While all of these facilities have reopened – they ramping up more slowly than we had anticipated.

“All of our stores in China and many of our partner stores closed,” it added.

“Additionally, stores that are open have been operating at reduced hours and with very low customer traffic.

We are gradually reopening our retail stores and will continue to do so as steadily and safely as we can.”

Analysts have estimated that the virus may slash demand for smartphones by half in the first quarter in China.

The car industry another sector that has been affected by disruption to its supply chain.

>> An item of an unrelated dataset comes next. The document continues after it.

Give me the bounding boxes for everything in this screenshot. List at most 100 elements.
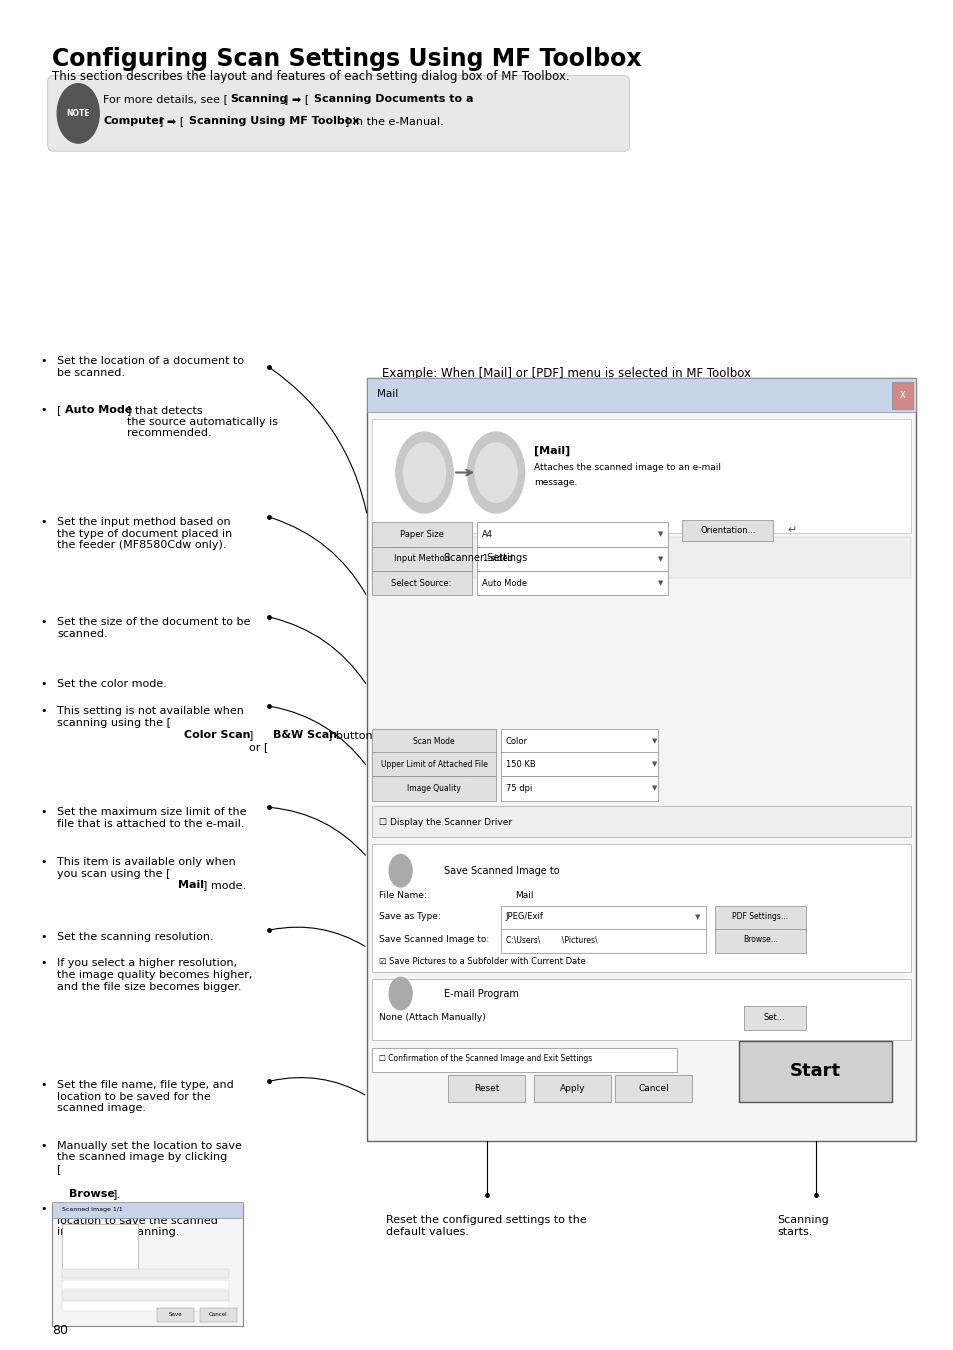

Last week, the heavy equipment manufacturer JCB said it was cutting production in the UK because of a shortage of components from China.

Oil Prices Slip

On the other hand, Oil prices look to cuts nagging concerns over the economic impact of the coronavirus outbreak in China and its effect on oil demand, tracking losses in financial markets.

Reuters reported that Oil prices look to cuts on drawing concerns over economic impact of the coronavirus outbreak in China and its effect on oil demand, tracking losses in financial markets.

Brent crude LCOc1 was at $57.30 a barrel, down 37 cents, or 0.6%, by 0126 GMT, while U.S. West Texas Intermediate crude CLc1 fell 15 cents, or 0.3%, to $51.90 a barrel.

The number of new coronavirus infections in mainland China fell below 2,000 on Tuesday for the first time since January, Chinese health officials said, although global experts warn it is too early to say the outbreak is being contained.